North Macedonia: Tamara Todevska – Proud
North Macedonia, as they are now known, are going through a bit of a tumultuous time at the moment. Despite the wild protests of many Greeks and some Macedonians, the name change to include ‘North’ in the name of the Former Yugoslav Republic of Macedonia was ratified. Their first entry under the country’s new name will be Tamara Todevska.
The song is a pro-feminine anthem released to coincide with International Women’s Day. Applause-worthy as it is, the song is painfully average. It’s a cocktail of very cliched Eurovision tactics, none of which are executed with much success. The lead vocals aren’t as showstopping as some of the others in the competition, and the name change is unlikely to leave North Macedonia with that many friends in the televote. Old name or new name, I’m afraid the musical arrangement for this song is nothing special.
Will it qualify? No. How will it do? Down there with Ireland and Lithuania.
Azerbaijan: Chingiz – Truth
Azerbaijan last won the competition in 2011 during a golden period in their Eurovision history, where they achieved Top Five finishes in five consecutive years inclusive of 2009 and 2013. However, their recent Eurovision history has been absolutely nothing to shout about; Azerbaijan failed to qualify for the final, for the first time last year. I can see this song meeting the same fate.
Chingiz Mustafayev is a Russian born performer who will represent the oil-rich nation with Truth. The ‘truth’ is that this is another nothing song. It’s a really rather dull electro-pop number, with no real distinguishing factors to push it ahead of any of the myriad electro-pop anthems in the competition this year. It sits in a mediocre pocket of the second semi-final which inspires no hope in anyone; back to the drawing board, please.
Will it qualify? No. How will it do? Who cares, I’ve done like forty of these.
Well done! You made it. Now, go ahead and buy the numerous bottles of booze you’re going to need primarily for the party you’re having this year, but also to help you forget that you’ve managed to get to the end of a rambling article by someone with a genuinely unhealthy obsession with this competition.

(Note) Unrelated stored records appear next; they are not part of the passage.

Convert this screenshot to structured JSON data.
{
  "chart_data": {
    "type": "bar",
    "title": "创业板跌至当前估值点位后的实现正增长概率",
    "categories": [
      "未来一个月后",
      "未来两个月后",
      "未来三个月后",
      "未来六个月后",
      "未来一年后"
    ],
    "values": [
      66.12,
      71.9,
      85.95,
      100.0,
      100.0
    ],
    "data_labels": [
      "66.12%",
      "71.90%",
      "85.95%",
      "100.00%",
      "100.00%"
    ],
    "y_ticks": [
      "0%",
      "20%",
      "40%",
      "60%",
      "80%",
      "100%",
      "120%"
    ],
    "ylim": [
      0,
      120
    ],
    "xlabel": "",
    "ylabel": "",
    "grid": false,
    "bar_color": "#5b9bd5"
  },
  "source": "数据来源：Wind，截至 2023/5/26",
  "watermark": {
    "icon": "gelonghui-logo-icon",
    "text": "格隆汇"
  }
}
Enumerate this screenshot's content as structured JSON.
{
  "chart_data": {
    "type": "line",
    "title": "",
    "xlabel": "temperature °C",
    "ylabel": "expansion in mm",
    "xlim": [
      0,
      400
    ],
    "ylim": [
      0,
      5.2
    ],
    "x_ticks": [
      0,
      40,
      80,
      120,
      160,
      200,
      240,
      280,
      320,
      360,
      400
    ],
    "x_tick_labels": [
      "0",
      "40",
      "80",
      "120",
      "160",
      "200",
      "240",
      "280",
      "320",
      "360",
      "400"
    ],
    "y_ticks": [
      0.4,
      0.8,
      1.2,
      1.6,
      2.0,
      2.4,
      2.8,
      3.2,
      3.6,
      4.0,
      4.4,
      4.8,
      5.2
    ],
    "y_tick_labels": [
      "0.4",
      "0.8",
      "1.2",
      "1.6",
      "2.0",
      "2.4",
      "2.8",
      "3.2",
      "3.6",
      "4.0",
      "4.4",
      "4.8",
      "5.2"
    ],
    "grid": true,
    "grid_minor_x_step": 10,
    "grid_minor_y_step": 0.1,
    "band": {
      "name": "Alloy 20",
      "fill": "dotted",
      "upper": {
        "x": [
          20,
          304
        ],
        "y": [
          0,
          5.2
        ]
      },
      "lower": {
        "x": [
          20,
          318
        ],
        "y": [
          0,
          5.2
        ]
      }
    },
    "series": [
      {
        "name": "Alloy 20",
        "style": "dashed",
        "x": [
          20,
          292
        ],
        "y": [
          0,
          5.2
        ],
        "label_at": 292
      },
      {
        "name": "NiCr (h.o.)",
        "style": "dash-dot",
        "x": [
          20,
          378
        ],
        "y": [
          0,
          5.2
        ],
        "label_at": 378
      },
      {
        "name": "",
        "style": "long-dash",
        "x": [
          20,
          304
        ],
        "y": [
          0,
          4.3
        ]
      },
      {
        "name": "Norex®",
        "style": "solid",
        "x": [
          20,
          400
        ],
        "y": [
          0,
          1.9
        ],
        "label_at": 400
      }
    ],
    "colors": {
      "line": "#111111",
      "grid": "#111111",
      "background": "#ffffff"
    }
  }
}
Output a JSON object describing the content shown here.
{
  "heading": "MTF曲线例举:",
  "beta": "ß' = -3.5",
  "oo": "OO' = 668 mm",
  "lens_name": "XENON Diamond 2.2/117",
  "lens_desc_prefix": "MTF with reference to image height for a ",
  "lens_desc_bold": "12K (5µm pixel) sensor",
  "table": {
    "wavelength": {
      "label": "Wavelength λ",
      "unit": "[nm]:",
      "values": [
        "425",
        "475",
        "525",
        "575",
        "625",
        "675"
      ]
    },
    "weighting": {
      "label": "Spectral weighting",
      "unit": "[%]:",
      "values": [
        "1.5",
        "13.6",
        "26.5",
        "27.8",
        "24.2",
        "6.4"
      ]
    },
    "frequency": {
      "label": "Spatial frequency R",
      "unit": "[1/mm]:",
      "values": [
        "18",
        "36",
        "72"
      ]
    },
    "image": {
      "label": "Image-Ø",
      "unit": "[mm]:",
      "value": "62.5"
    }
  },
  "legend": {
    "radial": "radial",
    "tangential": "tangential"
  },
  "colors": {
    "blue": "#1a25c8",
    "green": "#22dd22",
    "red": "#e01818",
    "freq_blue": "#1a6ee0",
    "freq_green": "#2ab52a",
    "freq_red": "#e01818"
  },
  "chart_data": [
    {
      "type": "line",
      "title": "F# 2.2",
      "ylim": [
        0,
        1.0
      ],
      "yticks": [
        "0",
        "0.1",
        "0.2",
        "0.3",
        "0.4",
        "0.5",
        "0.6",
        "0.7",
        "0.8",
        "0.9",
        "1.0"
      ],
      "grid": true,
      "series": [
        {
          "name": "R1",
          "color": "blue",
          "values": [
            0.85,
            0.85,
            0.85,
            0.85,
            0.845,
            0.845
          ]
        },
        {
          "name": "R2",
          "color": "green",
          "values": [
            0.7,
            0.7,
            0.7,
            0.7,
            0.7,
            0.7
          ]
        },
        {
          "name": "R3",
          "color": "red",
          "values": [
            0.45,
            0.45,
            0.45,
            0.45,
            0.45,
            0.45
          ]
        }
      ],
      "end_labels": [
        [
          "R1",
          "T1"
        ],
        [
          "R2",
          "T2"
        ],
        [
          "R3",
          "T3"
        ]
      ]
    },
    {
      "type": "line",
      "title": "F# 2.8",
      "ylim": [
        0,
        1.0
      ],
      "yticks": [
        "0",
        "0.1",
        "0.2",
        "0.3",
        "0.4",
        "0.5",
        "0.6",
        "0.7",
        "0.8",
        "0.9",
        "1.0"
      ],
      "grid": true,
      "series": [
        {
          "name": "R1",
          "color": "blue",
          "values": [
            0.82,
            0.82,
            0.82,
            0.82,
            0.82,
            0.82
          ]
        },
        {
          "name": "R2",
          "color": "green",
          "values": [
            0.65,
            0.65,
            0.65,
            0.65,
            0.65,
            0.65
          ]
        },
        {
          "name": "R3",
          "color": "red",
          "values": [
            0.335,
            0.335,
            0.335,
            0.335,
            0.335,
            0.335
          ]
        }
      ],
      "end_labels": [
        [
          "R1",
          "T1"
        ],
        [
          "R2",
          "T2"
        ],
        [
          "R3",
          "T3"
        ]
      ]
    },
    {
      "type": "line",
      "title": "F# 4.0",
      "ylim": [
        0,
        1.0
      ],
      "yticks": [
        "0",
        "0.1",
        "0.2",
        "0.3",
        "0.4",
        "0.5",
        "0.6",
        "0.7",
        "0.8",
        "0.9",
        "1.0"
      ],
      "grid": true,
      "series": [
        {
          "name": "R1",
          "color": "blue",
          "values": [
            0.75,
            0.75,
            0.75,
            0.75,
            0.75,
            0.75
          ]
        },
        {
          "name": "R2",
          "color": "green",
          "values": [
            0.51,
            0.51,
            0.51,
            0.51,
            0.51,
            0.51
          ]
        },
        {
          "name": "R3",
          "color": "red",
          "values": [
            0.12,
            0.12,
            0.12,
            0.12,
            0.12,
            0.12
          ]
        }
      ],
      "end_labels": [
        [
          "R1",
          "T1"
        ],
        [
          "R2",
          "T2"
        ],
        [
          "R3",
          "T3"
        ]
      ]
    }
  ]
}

As for who’s making it out of this semi-final, I’m calling Russia, Malta, Albania, Norway, Sweden, Denmark, Romania, Latvia, Switzerland, and The Netherlands.
Now, the important matter of my prediction to win this year’s Eurovision. It’s a mighty tough one this year, if I’m honest. There’s no absolute runaway favourite and there are some sneaky songs in there who could develop fan fever somewhere between the semi-final and the final. In fact, the truth is that I haven’t the foggiest who could walk out of there with the title. Beasts like Sweden and Russia should always be taken seriously, as should Cyprus and Italy. It’s also worth giving the Czech Republic and Belgium their chance with good staging, as well as France for it’s bold political statement. Hell, a lot of the bookmakers have The Netherlands and Azerbaijan up there, despite my protestations (some have The Netherlands at 2/1). I also think Australia are in with a categorically strong shout of winning: if I weren’t going for the pick I’m going for, I would have gone Katie and her opera-hardbass extravaganza. At the very least I see another podium finish if not a gold medal.
Ultimately though, I’m going with none of these choices. Salvador Sobral and Eleni Foureira have taught us that the power of the semi-final push is absolutely formidable, and as such I am sticking my neck out and taking a huge risk with my prediction here.
I’m calling Malta to win Eurovision this year. I was right about Salvador, and hopefully I’ll be right here too. I just believe so deeply in that drop, in that Fuego Fever, to carry it home and cause what would be a bit of an upset. If Valletta calls in 2020, I’ll be shocked and thrilled. Australia, The Netherlands (ew), Sweden, and Italy to round out the Top Five, in descending order.